According to the federal indictment that came down yesterday against private detective Anthony Pellicano, some of his spying concerned two talent agents, Kevin Huvane and Bryan Lourd of the Creative Artists Agency.
Huvane and Lourd succeeded Michael Ovitz, one of the founders of CAA, when he left to join the Walt Disney Company in 1995.
The question now: was Ovitz the Pellicano client for whom the spying on Huvane and Lourd occurred? Repeated calls to Ovitz’s attorney, Bart Williams, have not been returned.
The government says that on Aug. 10, 2001, Pellicano and Los Angeles Police Department officer Mark Arneson committed identity theft against Huvane and Lourd. This count includes computer fraud and unauthorized access to computer data.
It’s no revelation that Pellicano worked for Ovitz. Writers Howard Blum and John Connolly reported in Vanity Fair last year that Pellicano was allegedly hired by entertainment lawyer Bert Fields to do some detective work for Ovitz. Fields remains vehement, however, that he did not authorize wiretapping or anything else illegal.
But the timing of Pellicano’s information hunt on the pair of agents is curious indeed. It may just be a coincidence, but during the week when Arneson was searching for anything embarrassing that could be used against Huvane and Lourd, Ovitz’s company, Artists Management Group, was in terrible trouble.
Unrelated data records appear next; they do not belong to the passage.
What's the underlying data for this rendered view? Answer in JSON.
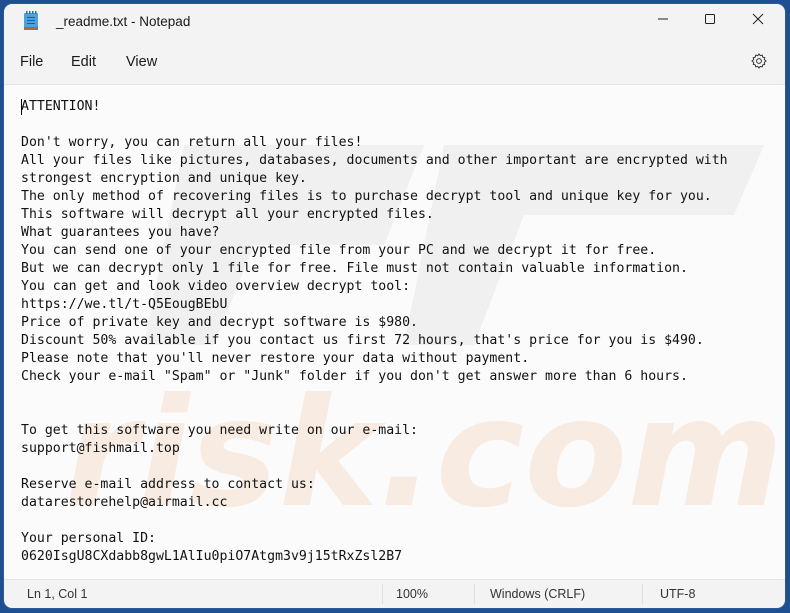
{
  "window": {
    "title": "_readme.txt - Notepad",
    "app_icon": "notepad-icon",
    "caption_buttons": {
      "minimize": "minimize-icon",
      "maximize": "maximize-icon",
      "close": "close-icon"
    }
  },
  "menu": {
    "items": [
      {
        "label": "File"
      },
      {
        "label": "Edit"
      },
      {
        "label": "View"
      }
    ],
    "settings_icon": "gear-icon"
  },
  "editor": {
    "lines": [
      "ATTENTION!",
      "",
      "Don't worry, you can return all your files!",
      "All your files like pictures, databases, documents and other important are encrypted with",
      "strongest encryption and unique key.",
      "The only method of recovering files is to purchase decrypt tool and unique key for you.",
      "This software will decrypt all your encrypted files.",
      "What guarantees you have?",
      "You can send one of your encrypted file from your PC and we decrypt it for free.",
      "But we can decrypt only 1 file for free. File must not contain valuable information.",
      "You can get and look video overview decrypt tool:",
      "https://we.tl/t-Q5EougBEbU",
      "Price of private key and decrypt software is $980.",
      "Discount 50% available if you contact us first 72 hours, that's price for you is $490.",
      "Please note that you'll never restore your data without payment.",
      "Check your e-mail \"Spam\" or \"Junk\" folder if you don't get answer more than 6 hours.",
      "",
      "",
      "To get this software you need write on our e-mail:",
      "support@fishmail.top",
      "",
      "Reserve e-mail address to contact us:",
      "datarestorehelp@airmail.cc",
      "",
      "Your personal ID:",
      "0620IsgU8CXdabb8gwL1AlIu0piO7Atgm3v9j15tRxZsl2B7"
    ],
    "watermark_text": "risk.com"
  },
  "status": {
    "position": "Ln 1, Col 1",
    "zoom": "100%",
    "line_ending": "Windows (CRLF)",
    "encoding": "UTF-8"
  }
}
AMG would eventually be sold for peanuts to another management company, The Firm.
But back on Aug. 9, 2001, Variety published a story that the television arm of AMG, called ATG, had laid off 18 of its 38 employees and was hoping to cut a deal with Paramount. That deal never materialized.
Ovitz, it was widely reported at the time, was angry with his former CAA protégés. The company he’d founded and grown into a powerhouse refused to do business with him, and Ovitz — famous for being ruthless and vindictive — was not pleased.
Of course, it may just be a coincidence that Pellicano and Arneson did searches concerning Huvane and Lourd on Aug. 10, right in the middle of the ATG/AMG meltdown.
According to the federal indictment, “Defendant Pellicano was responsible for securing clients who were willing and able to pay large sums for the purpose of obtaining personal information of a confidential, embarrassing, or incriminating nature regarding other individuals, including opponents and witnesses in criminal or civil litigation, who became [Pellicano and Arneson’s] investigative targets.”
We can only hope that Pellicano, Arneson and the five other defendants in the government’s case stand trial. Arneson, the indictment says, has worked for Pellicano since 1974.
Craig Stevens, the Beverly Hills cop Pellicano is alleged to have used for similar dirty work, was allegedly in his pocket since 1982. Their testimony alone will fill more seats than "Brokeback Mountain" and "King Kong," combined.